An armed gunman walked into the front office of an elementary school before surrendering to police after a single shot. No one was injured, but fears still surfaced.
"It doesn't matter where it was in the nation, or whether or not someone got hurt," said Marietta Police Officer David Baldwin. "Everybody feels it in their own neighborhood, and everybody feels it with their own kids."
What should schools do next?
In Marietta, A.L. Burruss Elementary principal Julie King said parents and school staffers appreciate seeing the extra police presence.
"I think part of it is the visibility, but I think part of it is the trust too," King said. "When you see that uniform you know they're trained, they know what they're doing and you know that someone around here is ready."
Marietta has already been putting a security plan in place over the last year.

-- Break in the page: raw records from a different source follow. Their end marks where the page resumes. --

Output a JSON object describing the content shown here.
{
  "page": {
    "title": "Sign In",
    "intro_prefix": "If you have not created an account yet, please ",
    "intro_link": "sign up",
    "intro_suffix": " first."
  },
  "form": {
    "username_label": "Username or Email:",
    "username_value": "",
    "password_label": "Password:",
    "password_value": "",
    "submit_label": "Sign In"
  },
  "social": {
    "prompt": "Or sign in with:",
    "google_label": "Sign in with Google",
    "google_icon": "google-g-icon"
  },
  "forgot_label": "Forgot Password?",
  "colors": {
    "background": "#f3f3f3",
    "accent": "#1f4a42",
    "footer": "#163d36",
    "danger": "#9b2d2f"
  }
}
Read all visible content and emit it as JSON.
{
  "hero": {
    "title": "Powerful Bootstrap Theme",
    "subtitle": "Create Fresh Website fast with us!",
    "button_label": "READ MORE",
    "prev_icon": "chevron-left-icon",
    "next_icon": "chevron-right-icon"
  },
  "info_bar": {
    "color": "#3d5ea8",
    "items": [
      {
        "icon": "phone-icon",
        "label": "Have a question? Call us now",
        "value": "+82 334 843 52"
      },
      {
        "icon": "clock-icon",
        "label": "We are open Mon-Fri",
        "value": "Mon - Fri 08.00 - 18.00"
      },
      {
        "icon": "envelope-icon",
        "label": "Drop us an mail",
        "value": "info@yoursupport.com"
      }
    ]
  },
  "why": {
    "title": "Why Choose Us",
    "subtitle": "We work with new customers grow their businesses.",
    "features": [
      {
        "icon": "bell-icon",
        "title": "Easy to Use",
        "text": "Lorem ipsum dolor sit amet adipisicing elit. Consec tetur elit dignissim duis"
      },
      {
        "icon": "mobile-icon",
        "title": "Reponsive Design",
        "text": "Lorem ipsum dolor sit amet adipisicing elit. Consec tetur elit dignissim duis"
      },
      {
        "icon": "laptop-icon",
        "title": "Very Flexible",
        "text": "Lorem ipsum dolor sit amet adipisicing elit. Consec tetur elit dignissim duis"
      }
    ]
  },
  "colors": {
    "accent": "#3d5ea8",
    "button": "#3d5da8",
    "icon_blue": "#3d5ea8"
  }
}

It includes surveying every school's layout and training teachers on how to respond to a threat. They also have hidden panic buttons in each of their 11 schools that immediately alert police when pressed.
In larger districts, it may be too expensive to place an officer in each school. When Atlanta public schools undertook that initiative this year, the program cost them $10.1 million.
Cartersville state representative Paul Battles tried to promote another option in this year's legislative session. His bill to allow schools to train and arm teachers and administrators stalled.
He plans to bring it up again next year.
"In a case where someone is randomly shooting, seconds count," Battles said. "This incident this past week shows it's one of those things that is not going to go away."